A l’extérieur je suis impassible, à l’intérieur c’est le bordel ! Je ne comprends pas tout mais le bon camarade insiste et m’explique que si je ne fais rien elle considérera que je ne suis pas d’accord.
Toute la première partie de la matinée est perdue pour l’éducation nationale ! La récréation commence, rien en apparence ne change de d’habitude, je la vois au loin dans son groupe d’amies, je suis pétrifié de trouille comment faire ? je répète dans ma tête, j’attends le moment propice elle va peut-être se mettre à l’écart pour m’attendre ?

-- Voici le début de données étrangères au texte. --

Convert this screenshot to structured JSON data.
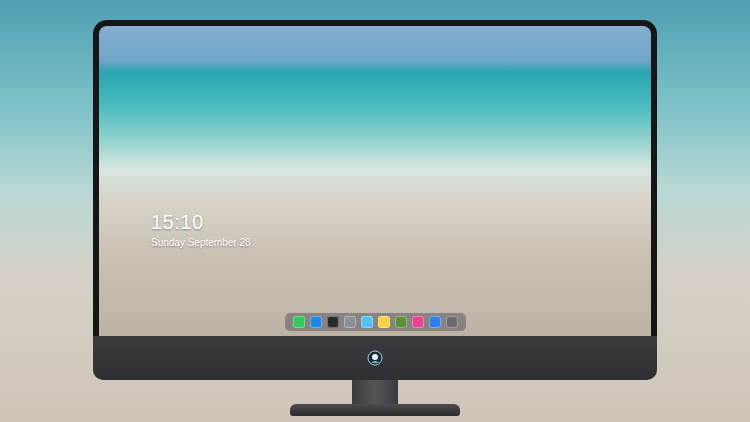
{
  "lock_screen": {
    "time": "15:10",
    "date": "Sunday September 28"
  },
  "dock": {
    "apps": [
      {
        "color": "#34c759"
      },
      {
        "color": "#1e88e5"
      },
      {
        "color": "#2b2b2b"
      },
      {
        "color": "#8a8f98"
      },
      {
        "color": "#4fc3f7"
      },
      {
        "color": "#f7d046"
      },
      {
        "color": "#5b8f3a"
      },
      {
        "color": "#e84393"
      },
      {
        "color": "#2f80ed"
      },
      {
        "color": "#6b6b6b"
      }
    ]
  }
}
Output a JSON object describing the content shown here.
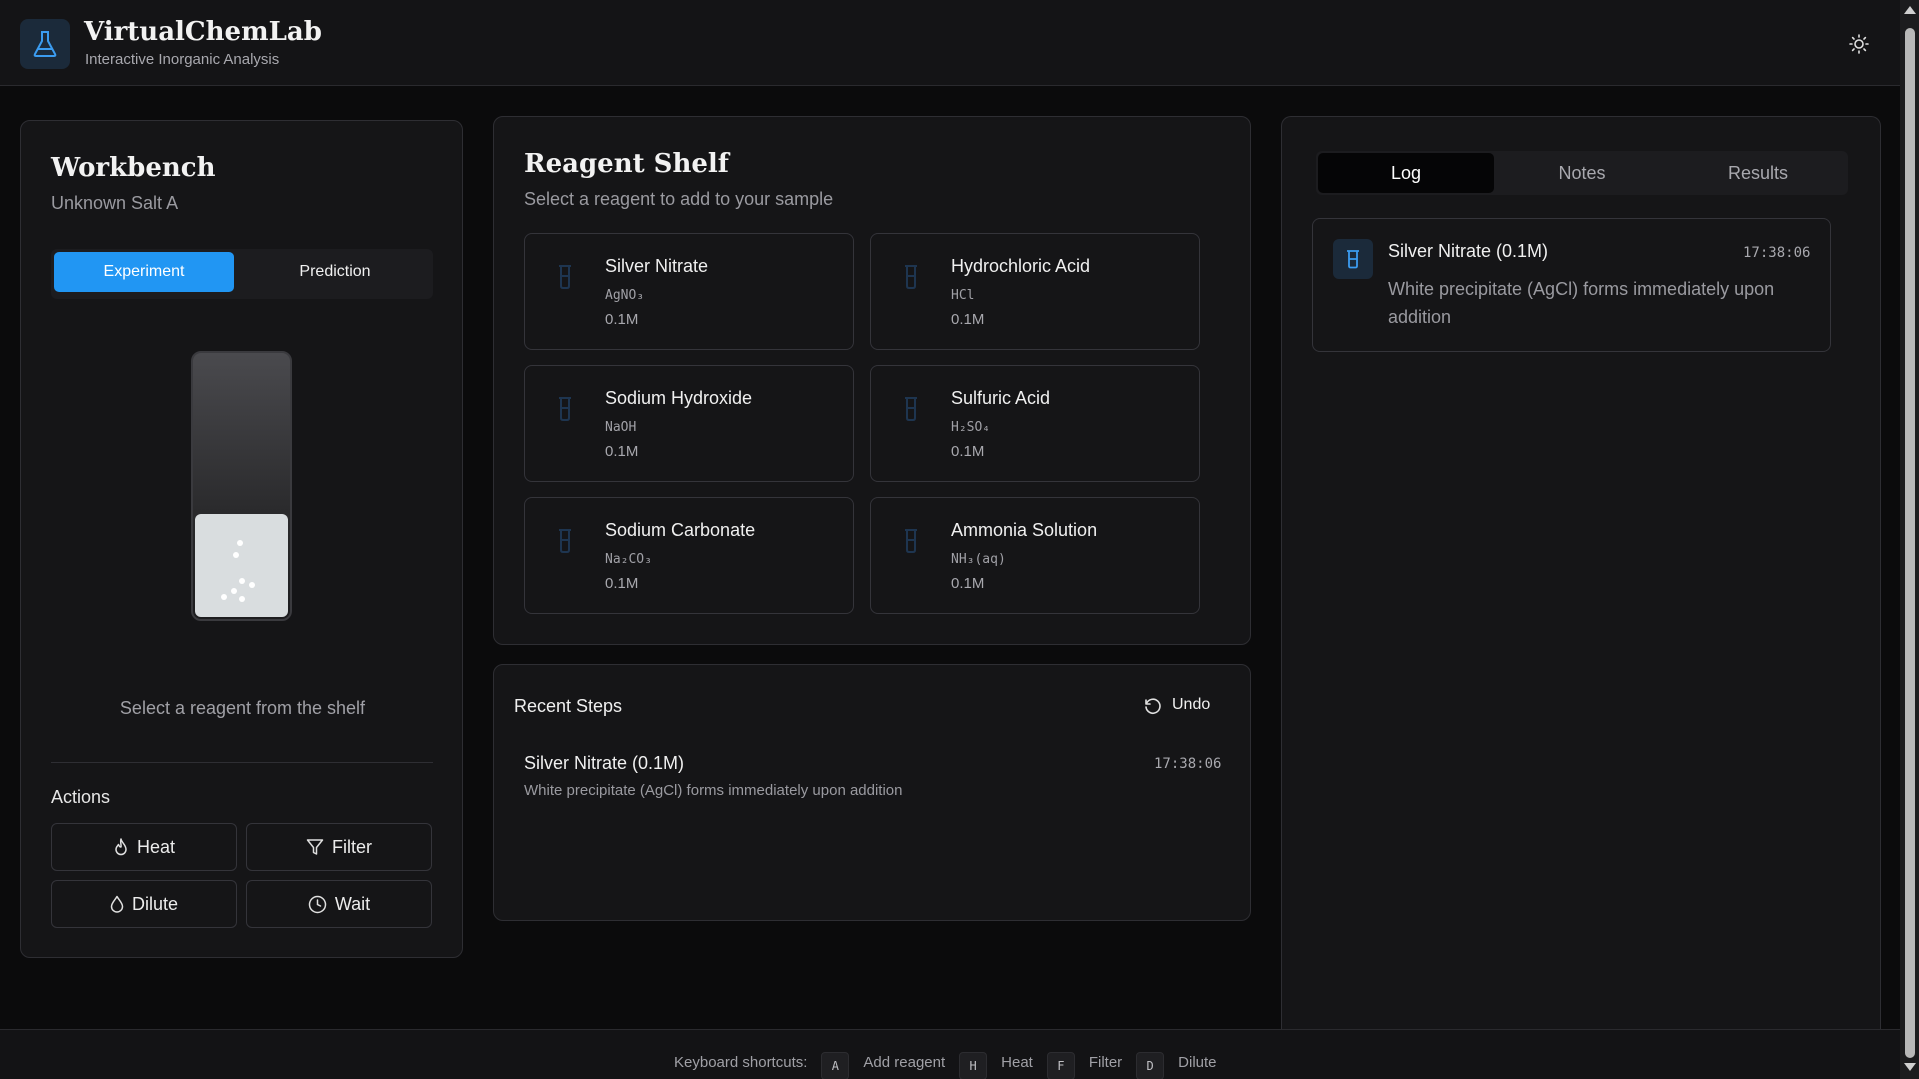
{
  "header": {
    "title": "VirtualChemLab",
    "subtitle": "Interactive Inorganic Analysis",
    "logo_icon": "flask-icon",
    "theme_icon": "sun-icon"
  },
  "workbench": {
    "title": "Workbench",
    "sample": "Unknown Salt A",
    "modes": [
      "Experiment",
      "Prediction"
    ],
    "active_mode": "Experiment",
    "hint": "Select a reagent from the shelf",
    "actions_label": "Actions",
    "actions": [
      {
        "label": "Heat",
        "icon": "flame-icon"
      },
      {
        "label": "Filter",
        "icon": "funnel-icon"
      },
      {
        "label": "Dilute",
        "icon": "droplet-icon"
      },
      {
        "label": "Wait",
        "icon": "clock-icon"
      }
    ]
  },
  "shelf": {
    "title": "Reagent Shelf",
    "subtitle": "Select a reagent to add to your sample",
    "reagents": [
      {
        "name": "Silver Nitrate",
        "formula": "AgNO₃",
        "conc": "0.1M"
      },
      {
        "name": "Hydrochloric Acid",
        "formula": "HCl",
        "conc": "0.1M"
      },
      {
        "name": "Sodium Hydroxide",
        "formula": "NaOH",
        "conc": "0.1M"
      },
      {
        "name": "Sulfuric Acid",
        "formula": "H₂SO₄",
        "conc": "0.1M"
      },
      {
        "name": "Sodium Carbonate",
        "formula": "Na₂CO₃",
        "conc": "0.1M"
      },
      {
        "name": "Ammonia Solution",
        "formula": "NH₃(aq)",
        "conc": "0.1M"
      }
    ]
  },
  "recent_steps": {
    "title": "Recent Steps",
    "undo_label": "Undo",
    "steps": [
      {
        "name": "Silver Nitrate (0.1M)",
        "time": "17:38:06",
        "desc": "White precipitate (AgCl) forms immediately upon addition"
      }
    ]
  },
  "log_panel": {
    "tabs": [
      "Log",
      "Notes",
      "Results"
    ],
    "active_tab": "Log",
    "entries": [
      {
        "name": "Silver Nitrate (0.1M)",
        "time": "17:38:06",
        "desc": "White precipitate (AgCl) forms immediately upon addition"
      }
    ]
  },
  "footer": {
    "label": "Keyboard shortcuts:",
    "shortcuts": [
      {
        "key": "A",
        "label": "Add reagent"
      },
      {
        "key": "H",
        "label": "Heat"
      },
      {
        "key": "F",
        "label": "Filter"
      },
      {
        "key": "D",
        "label": "Dilute"
      }
    ]
  },
  "colors": {
    "accent": "#2196f3",
    "background": "#0b0b0c",
    "panel": "#151517",
    "precipitate": "#d9dddf"
  }
}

Je tergiverse tant et si bien que la cloche finale tinte me faisant émerger de mon indécision, je comprends que je n’ai plus que quelques secondes pour agir, elle arrive avec son groupe de copines pour se mettre en rang, je suis à l’opposé, les élèves se mettent en rang entre elle et moi, je m’élance et je fends la foule comme un brise lame, bousculant les groupes, je me plante devant elle, elle s’arrête interloquée, moi j’enchaîne mon scénario je la regarde droit dans les yeux, je lui dit distinctement en détachant les mots comme pour un mot de passe : « je suis d’accord » un peu trop fort car tout le monde se retourne et je l’attrape par les épaules pour lui rouler un baiser de cinéma, un peu trop long qu’elle me rend.
Sans plus attendre je tourne les talons refendant la foule des élèves médusés et je rejoins sans me retourner les rangs de ma classe.

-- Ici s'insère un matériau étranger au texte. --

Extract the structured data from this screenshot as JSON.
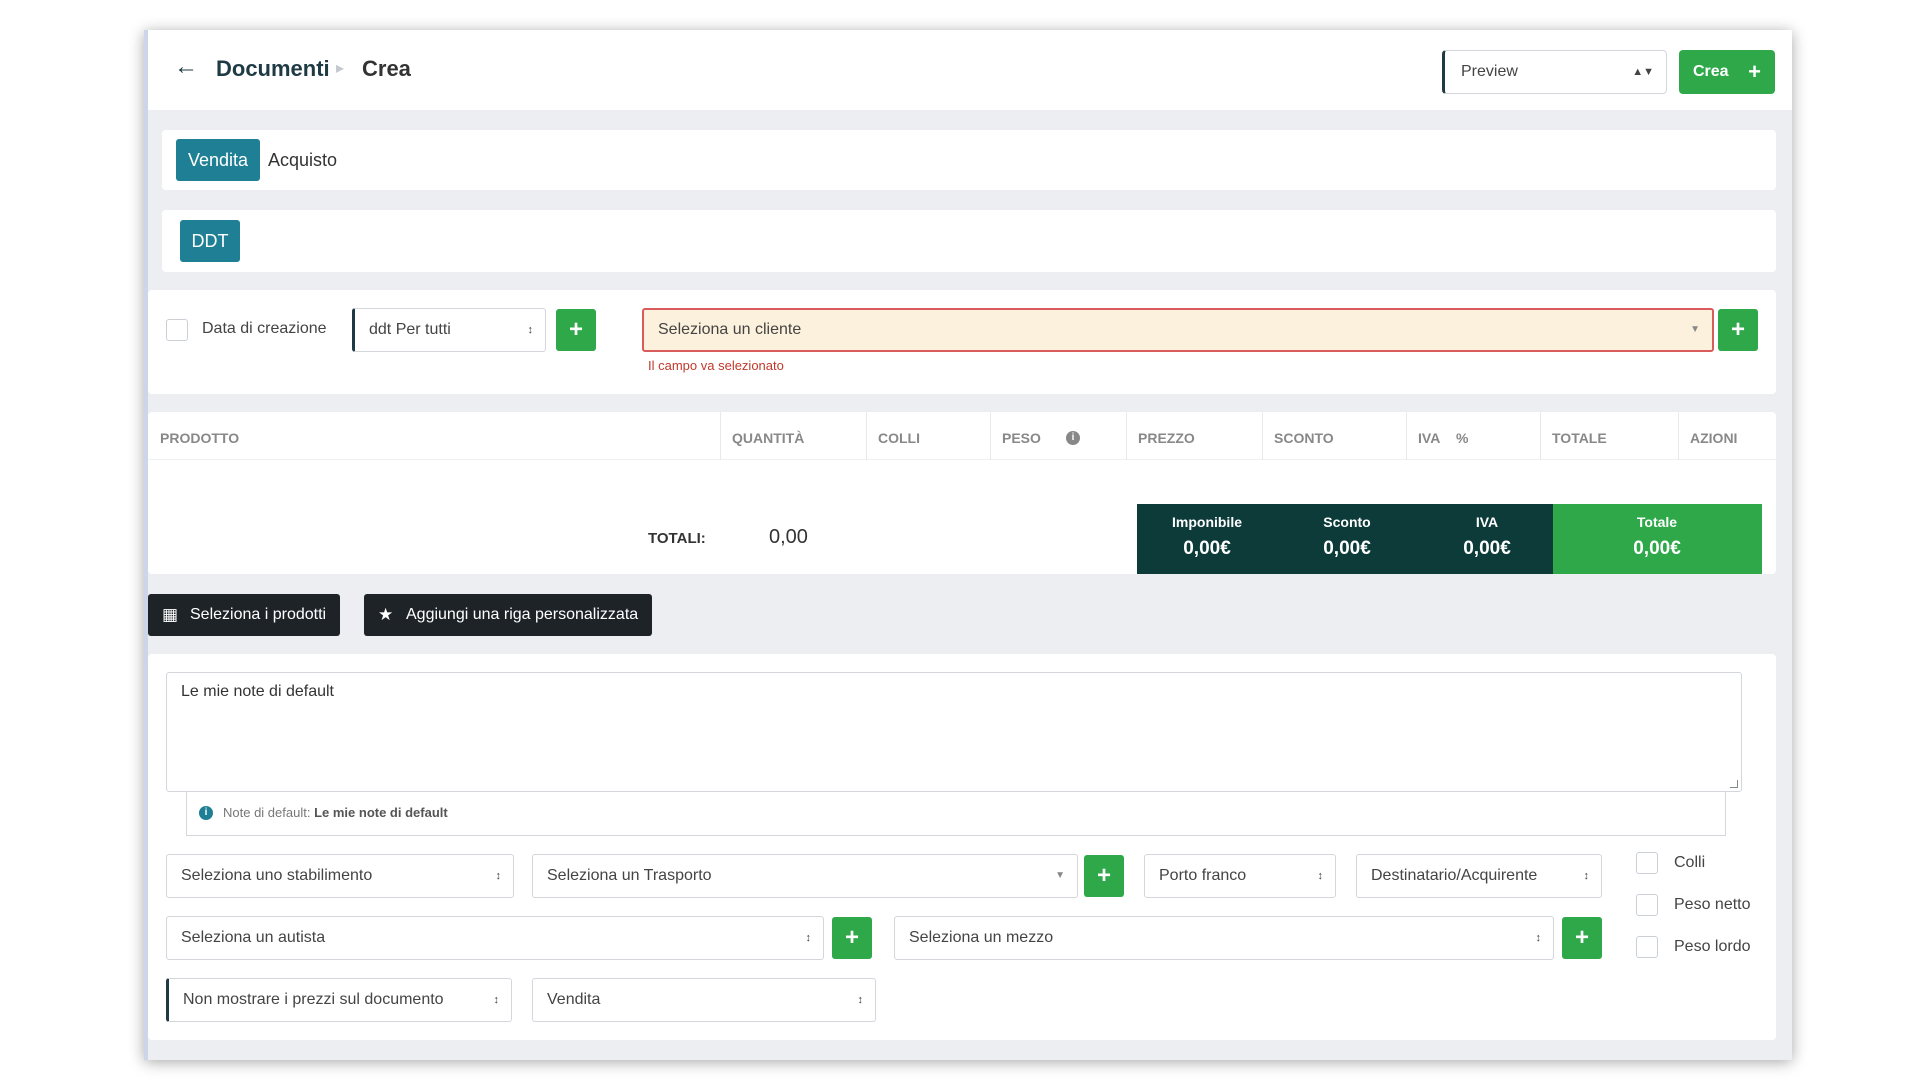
{
  "header": {
    "breadcrumb": [
      "Documenti",
      "Crea"
    ],
    "preview_select": "Preview",
    "create_label": "Crea"
  },
  "tabs": [
    "Vendita",
    "Acquisto"
  ],
  "doc_type": "DDT",
  "form": {
    "date_label": "Data di creazione",
    "series_select": "ddt Per tutti",
    "client_placeholder": "Seleziona un cliente",
    "client_error": "Il campo va selezionato"
  },
  "table": {
    "headers": [
      "PRODOTTO",
      "QUANTITÀ",
      "COLLI",
      "PESO",
      "PREZZO",
      "SCONTO",
      "IVA",
      "TOTALE",
      "AZIONI"
    ],
    "iva_suffix": "%",
    "totals_label": "TOTALI:",
    "totals_value": "0,00"
  },
  "summary": [
    {
      "title": "Imponibile",
      "value": "0,00€"
    },
    {
      "title": "Sconto",
      "value": "0,00€"
    },
    {
      "title": "IVA",
      "value": "0,00€"
    },
    {
      "title": "Totale",
      "value": "0,00€"
    }
  ],
  "actions": {
    "select_products": "Seleziona i prodotti",
    "add_custom_row": "Aggiungi una riga personalizzata"
  },
  "notes": {
    "text": "Le mie note di default",
    "hint_label": "Note di default:",
    "hint_value": "Le mie note di default"
  },
  "shipping": {
    "plant": "Seleziona uno stabilimento",
    "transport": "Seleziona un Trasporto",
    "port": "Porto franco",
    "recipient": "Destinatario/Acquirente",
    "driver": "Seleziona un autista",
    "vehicle": "Seleziona un mezzo",
    "prices": "Non mostrare i prezzi sul documento",
    "reason": "Vendita",
    "checks": [
      "Colli",
      "Peso netto",
      "Peso lordo"
    ]
  },
  "colors": {
    "primary": "#1f7f94",
    "success": "#2fa84a",
    "dark": "#0c3b3a",
    "error": "#c0392b"
  }
}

Le soir à la fin des cours je l’attends à la sortie de l’externat et je lui prends la main jusqu’à l’entrée de l’internat.
Nous eûmes une belle histoire d’amour d’adolescent pendant deux années scolaires et même des années plus tard un épisode torride ensemble.
Ah oui et le Thierry alors ? Je me rappelle plus la suite avec lui sauf que je ne l’ai plus trop fréquenté, un jour que nous évoquions avec Brigitte les bons moments que nous avions partagés elle me dit :
Elle : « quand même t’étais gonflé à l’époque de venir comme ça m’embrasser devant tout le monde ! et je n’ai jamais compris pourquoi tu m’as dit c’est d’accord ! »
Moi : « Mais comment ? c’est toi qui m’avais dit de le faire !?
Elle : « Quoi qu’est-ce que tu racontes on ne s’était pas parlé avant ! »
Moi : « Mais si tu as demandé à Thierry RESPAUT de me faire la commission »
Elle : « Jamais je ne lui ai dit ça moi ! Thierry était un bon copain mais sans plus et il n’arrêtait pas de me demander de sortir avec lui, je n’allais pas lui demander ce genre de service ! »
Je me souviens de la fin d’une fable, ça disait il me semble, : « qui est pris qui croyait prendre ! » merci Thierry.